The staff report lists delays or cuts to projects related to equity, refugees, overdose deaths, sexual harassment and violence prevention in the Granville entertainment district, along with the development of an anti-Black racism plan and formal apology to the South Asian community for legislated discrimination enacted decades ago by previous councils.
Councillors Sarah Kirby-Yung and Lisa Dominato argued unsuccessfully to have $130,000 in cuts to sanitation and street clean-up reversed, noting complaints of businesses and residents about garbage in the streets.
“We can’t delegate street clean-up, we don’t have any means to short of asking our citizens to go pick up the garbage and other things outside,” Dominato said.
“We had a young woman on the news last night talking about how she’s scared to go into her own business because of the needles and things near her place of business.”
City manager Sadhu Johnston told council identifying cuts, laying off workers and delaying projects has been a difficult exercise for staff. Johnston described it as “a balancing act,” and recognized that not all of council would agree with the cuts.
“For some of you, I’m sure we’re not stripping enough out, and to some of you, we’re stripping too much out,” he said.
“I guess I just wanted to acknowledge that and thank you for your understanding. It’s been a difficult process for us.
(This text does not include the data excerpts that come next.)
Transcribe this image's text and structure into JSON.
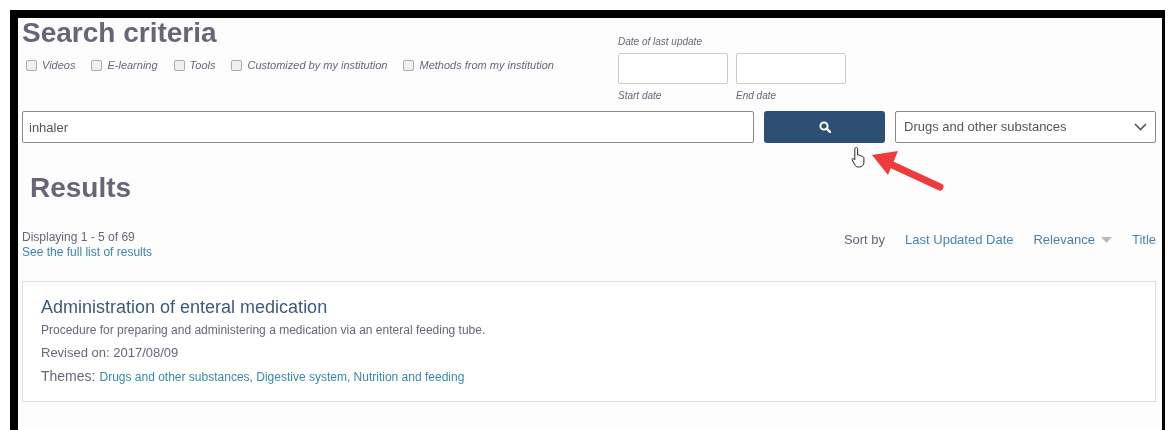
{
  "search_criteria": {
    "title": "Search criteria",
    "filters": [
      {
        "label": "Videos",
        "checked": false
      },
      {
        "label": "E-learning",
        "checked": false
      },
      {
        "label": "Tools",
        "checked": false
      },
      {
        "label": "Customized by my institution",
        "checked": false
      },
      {
        "label": "Methods from my institution",
        "checked": false
      }
    ],
    "date_range": {
      "label": "Date of last update",
      "start_label": "Start date",
      "end_label": "End date"
    },
    "query": "inhaler",
    "category": "Drugs and other substances"
  },
  "results": {
    "title": "Results",
    "count": "Displaying 1 - 5 of 69",
    "full_list_link": "See the full list of results",
    "sort_label": "Sort by",
    "sort_options": [
      {
        "label": "Last Updated Date",
        "selected": false
      },
      {
        "label": "Relevance",
        "selected": true
      },
      {
        "label": "Title",
        "selected": false
      }
    ],
    "items": [
      {
        "title": "Administration of enteral medication",
        "description": "Procedure for preparing and administering a medication via an enteral feeding tube.",
        "revised": "Revised on: 2017/08/09",
        "themes_label": "Themes:",
        "themes": "Drugs and other substances, Digestive system, Nutrition and feeding"
      }
    ]
  }
}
We’ve never been through anything like this as a team.”
Magnus Enfeldt, the city’s acting director of business planning and project support, said in his presentation to council that the city’s restart plan and the level of services provided really depends on the spread of the virus.
“We need to be very mindful that we need to be flexible if we need to dial back again or dial up further our services,” Enfeldt said.
The availability of personal protective equipment such as masks, an increase in cleaning services and redesigning the interiors of existing buildings and facilities to create a safe environment for staff and the public have added to delays in reopening.
Understanding what the public wants and what it no longer needs are factors also contributing to the city’s inability to quickly reopen all services and facilities.
“We don’t know today how our services will be received — what was needed before might be different today,” Enfeldt said.
“So we need to be aware of that and be able to scale up or scale back as needed.”
Despite closures of facilities and layoffs of 1,800 union workers, the core operations of the city have not stopped during the pandemic, albeit at a reduced pace and done remotely, with the development and building services centre continuing to review applications.
Revenue services have been available by appointment for help with taxes and other payments. Business licences are still being issued, along with renewal of licences.
Henry announced Tuesday there were 258 active cases in B.C. of people who contracted COVID-19, with 37 in hospital. Seven of those people were in intensive care, while the majority of the others were recovering at home.